TreQ, alongside Rigetti, Oxford Ionics, Q-CTRL, and Qruise, has been awarded £1.65 million ($2.2 million USD) from Innovate UK to develop an Open Architecture Quantum (OAQ) Testbed. The grant forms part of the Quantum Missions Pilot competition under the UK’s National Quantum Strategy, supporting projects that address technological barriers to quantum technology commercialization. Coordinated by TreQ, the consortium aims to design and operate a modular and extensible quantum system that integrates multiple processors, control systems, and software stacks to enable dynamic evaluation of quantum components and workflows.

The OAQ Testbed will initially support eight different system configurations by combining two quantum processors, two control systems, and two software platforms, allowing rapid switching between architectures for testing and development. Hardware contributions include the Rigetti Novera™ 9-qubit quantum processing unit, the QuantWare 5-qubit Soprano QPU, control systems from Quantum Machines and QBlox, and calibration technologies from Q-CTRL and Qruise. A major project milestone is the creation of an open specification for quantum workflow interfaces, enabling modular compilation and seamless execution of quantum programs across different quantum hardware technologies, starting with superconducting and trapped ion qubits.
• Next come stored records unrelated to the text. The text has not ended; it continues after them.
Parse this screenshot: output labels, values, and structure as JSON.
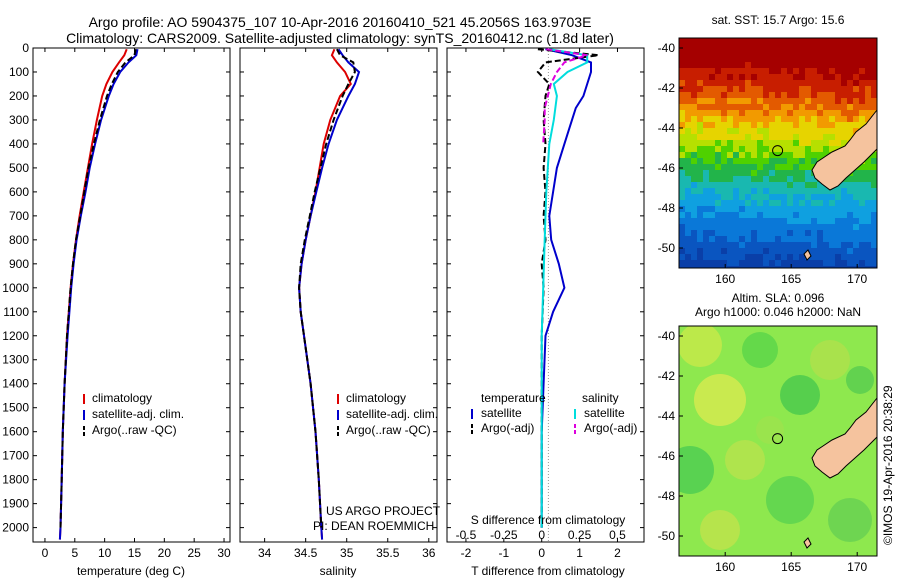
{
  "header": {
    "title_line1": "Argo profile: AO 5904375_107 10-Apr-2016 20160410_521 45.2056S 163.9703E",
    "title_line2": "Climatology: CARS2009. Satellite-adjusted climatology: synTS_20160412.nc (1.8d later)"
  },
  "credits": {
    "project": "US ARGO PROJECT",
    "pi": "PI: DEAN ROEMMICH",
    "imos": "©IMOS 19-Apr-2016 20:38:29"
  },
  "colors": {
    "climatology": "#dd0000",
    "satellite": "#0000cc",
    "argo": "#000000",
    "sal_satellite": "#00dddd",
    "sal_argo": "#dd00dd",
    "land": "#f5c39e"
  },
  "chart_data": [
    {
      "type": "line",
      "id": "temperature",
      "xlabel": "temperature (deg C)",
      "ylabel": "",
      "xlim": [
        -2,
        31
      ],
      "ylim": [
        2060,
        0
      ],
      "x_ticks": [
        0,
        5,
        10,
        15,
        20,
        25,
        30
      ],
      "y_ticks": [
        0,
        100,
        200,
        300,
        400,
        500,
        600,
        700,
        800,
        900,
        1000,
        1100,
        1200,
        1300,
        1400,
        1500,
        1600,
        1700,
        1800,
        1900,
        2000
      ],
      "legend": {
        "location": "bottom-center",
        "entries": [
          "climatology",
          "satellite-adj. clim.",
          "Argo(..raw -QC)"
        ]
      },
      "series": [
        {
          "name": "climatology",
          "color": "#dd0000",
          "style": "solid",
          "depth": [
            5,
            30,
            60,
            100,
            150,
            200,
            300,
            400,
            500,
            600,
            700,
            800,
            900,
            1000,
            1200,
            1400,
            1600,
            1800,
            2000,
            2050
          ],
          "values": [
            13.7,
            13.3,
            12.4,
            11.3,
            10.3,
            9.6,
            8.7,
            7.9,
            7.2,
            6.5,
            5.8,
            5.2,
            4.7,
            4.3,
            3.7,
            3.3,
            3.0,
            2.8,
            2.6,
            2.5
          ]
        },
        {
          "name": "satellite-adj. clim.",
          "color": "#0000cc",
          "style": "solid",
          "depth": [
            5,
            30,
            60,
            100,
            150,
            200,
            300,
            400,
            500,
            600,
            700,
            800,
            900,
            1000,
            1200,
            1400,
            1600,
            1800,
            2000,
            2050
          ],
          "values": [
            15.5,
            15.3,
            14.0,
            12.6,
            11.5,
            10.7,
            9.4,
            8.4,
            7.5,
            6.8,
            6.0,
            5.3,
            4.8,
            4.4,
            3.8,
            3.3,
            3.0,
            2.8,
            2.6,
            2.5
          ]
        },
        {
          "name": "Argo(..raw -QC)",
          "color": "#000000",
          "style": "dashed",
          "depth": [
            5,
            30,
            60,
            100,
            150,
            200,
            300,
            400,
            500,
            600,
            700,
            800,
            900,
            1000,
            1200,
            1400,
            1600,
            1800,
            2000
          ],
          "values": [
            15.2,
            15.0,
            13.5,
            12.2,
            11.2,
            10.4,
            9.2,
            8.2,
            7.3,
            6.6,
            5.9,
            5.2,
            4.7,
            4.3,
            3.7,
            3.3,
            3.0,
            2.8,
            2.6
          ]
        }
      ]
    },
    {
      "type": "line",
      "id": "salinity",
      "xlabel": "salinity",
      "xlim": [
        33.7,
        36.1
      ],
      "ylim": [
        2060,
        0
      ],
      "x_ticks": [
        34,
        34.5,
        35,
        35.5,
        36
      ],
      "legend": {
        "location": "bottom-center",
        "entries": [
          "climatology",
          "satellite-adj. clim.",
          "Argo(..raw -QC)"
        ]
      },
      "series": [
        {
          "name": "climatology",
          "color": "#dd0000",
          "style": "solid",
          "depth": [
            5,
            30,
            60,
            100,
            150,
            200,
            300,
            400,
            500,
            600,
            700,
            800,
            900,
            1000,
            1100,
            1200,
            1400,
            1600,
            1800,
            2000,
            2050
          ],
          "values": [
            34.85,
            34.82,
            34.88,
            34.98,
            35.05,
            34.92,
            34.8,
            34.72,
            34.67,
            34.62,
            34.56,
            34.5,
            34.45,
            34.42,
            34.44,
            34.48,
            34.56,
            34.62,
            34.66,
            34.69,
            34.7
          ]
        },
        {
          "name": "satellite-adj. clim.",
          "color": "#0000cc",
          "style": "solid",
          "depth": [
            5,
            30,
            60,
            100,
            150,
            200,
            300,
            400,
            500,
            600,
            700,
            800,
            900,
            1000,
            1100,
            1200,
            1400,
            1600,
            1800,
            2000,
            2050
          ],
          "values": [
            34.9,
            34.95,
            35.02,
            35.15,
            35.1,
            35.02,
            34.88,
            34.78,
            34.7,
            34.63,
            34.56,
            34.5,
            34.45,
            34.42,
            34.44,
            34.48,
            34.56,
            34.62,
            34.66,
            34.69,
            34.7
          ]
        },
        {
          "name": "Argo(..raw -QC)",
          "color": "#000000",
          "style": "dashed",
          "depth": [
            5,
            30,
            60,
            100,
            150,
            200,
            300,
            400,
            500,
            600,
            700,
            800,
            900,
            1000,
            1100,
            1200,
            1400,
            1600,
            1800,
            2000
          ],
          "values": [
            34.88,
            34.92,
            35.08,
            35.1,
            35.02,
            34.95,
            34.84,
            34.75,
            34.68,
            34.61,
            34.55,
            34.49,
            34.44,
            34.42,
            34.44,
            34.48,
            34.56,
            34.62,
            34.66,
            34.69
          ]
        }
      ]
    },
    {
      "type": "line",
      "id": "differences",
      "xlabel": "T difference from climatology",
      "xlabel_top": "S difference from climatology",
      "xlim": [
        -2.5,
        2.7
      ],
      "ylim": [
        2060,
        0
      ],
      "x_ticks": [
        -2,
        -1,
        0,
        1,
        2
      ],
      "x_ticks_s": [
        -0.5,
        -0.25,
        0,
        0.25,
        0.5
      ],
      "legend": {
        "location": "bottom",
        "temperature_title": "temperature",
        "salinity_title": "salinity",
        "entries": [
          "satellite",
          "Argo(-adj)",
          "satellite",
          "Argo(-adj)"
        ]
      },
      "series": [
        {
          "name": "temperature satellite",
          "color": "#0000cc",
          "style": "solid",
          "units": "T",
          "depth": [
            5,
            30,
            60,
            100,
            150,
            200,
            250,
            300,
            400,
            500,
            600,
            700,
            800,
            900,
            1000,
            1100,
            1200,
            1400,
            1600,
            1800,
            2000
          ],
          "values": [
            0.1,
            0.8,
            1.3,
            1.3,
            1.2,
            1.1,
            0.9,
            0.8,
            0.6,
            0.4,
            0.3,
            0.2,
            0.25,
            0.45,
            0.6,
            0.3,
            0.1,
            0.05,
            0.0,
            0.0,
            0.0
          ]
        },
        {
          "name": "temperature Argo(-adj)",
          "color": "#000000",
          "style": "dashed",
          "units": "T",
          "depth": [
            5,
            30,
            60,
            100,
            150,
            200,
            300,
            400,
            500,
            600,
            700,
            800,
            900,
            1000,
            1200,
            1400,
            1600,
            1800,
            2000
          ],
          "values": [
            -0.1,
            1.5,
            0.1,
            -0.1,
            0.2,
            0.1,
            0.05,
            0.1,
            0.05,
            0.1,
            0.05,
            0.1,
            0.0,
            0.05,
            0.0,
            0.0,
            0.0,
            0.0,
            0.0
          ]
        },
        {
          "name": "salinity satellite",
          "color": "#00dddd",
          "style": "solid",
          "units": "S",
          "depth": [
            5,
            30,
            60,
            100,
            150,
            200,
            300,
            400,
            500,
            600,
            800,
            1000,
            1200,
            1400,
            1600,
            1800,
            2000
          ],
          "values": [
            0.05,
            0.3,
            0.3,
            0.17,
            0.08,
            0.1,
            0.08,
            0.05,
            0.04,
            0.03,
            0.02,
            0.01,
            0.0,
            0.0,
            0.0,
            0.0,
            0.0
          ]
        },
        {
          "name": "salinity Argo(-adj)",
          "color": "#dd00dd",
          "style": "dashed",
          "units": "S",
          "depth": [
            5,
            30,
            60,
            100,
            150,
            200,
            250,
            300,
            400
          ],
          "values": [
            0.03,
            0.3,
            0.15,
            0.1,
            0.06,
            0.04,
            0.02,
            0.02,
            0.01
          ]
        }
      ]
    },
    {
      "type": "heatmap",
      "id": "sst_map",
      "title": "sat. SST: 15.7  Argo: 15.6",
      "xlim": [
        156.5,
        171.5
      ],
      "ylim": [
        -51,
        -39.5
      ],
      "x_ticks": [
        160,
        165,
        170
      ],
      "y_ticks": [
        -40,
        -42,
        -44,
        -46,
        -48,
        -50
      ],
      "argo_position": {
        "lon": 163.97,
        "lat": -45.21
      }
    },
    {
      "type": "heatmap",
      "id": "sla_map",
      "title": "Altim. SLA: 0.096",
      "title_line2": "Argo h1000: 0.046  h2000: NaN",
      "xlim": [
        156.5,
        171.5
      ],
      "ylim": [
        -51,
        -39.5
      ],
      "x_ticks": [
        160,
        165,
        170
      ],
      "y_ticks": [
        -40,
        -42,
        -44,
        -46,
        -48,
        -50
      ],
      "argo_position": {
        "lon": 163.97,
        "lat": -45.21
      }
    }
  ]
}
The OAQ Testbed will be located at TreQ’s facility in Milton Park, Oxfordshire. Beyond enabling immediate hardware and software interoperability testing, the project seeks to foster greater supply chain cohesion within the quantum computing sector. Additional collaborators such as Oxford Ionics will contribute trapped ion technologies, expanding the diversity of systems supported. This project follows a second grant awarded to TreQ earlier this year under the Science and Technology Facilities Council’s innovation initiative, reinforcing the company’s position in developing bespoke, open-architecture quantum systems.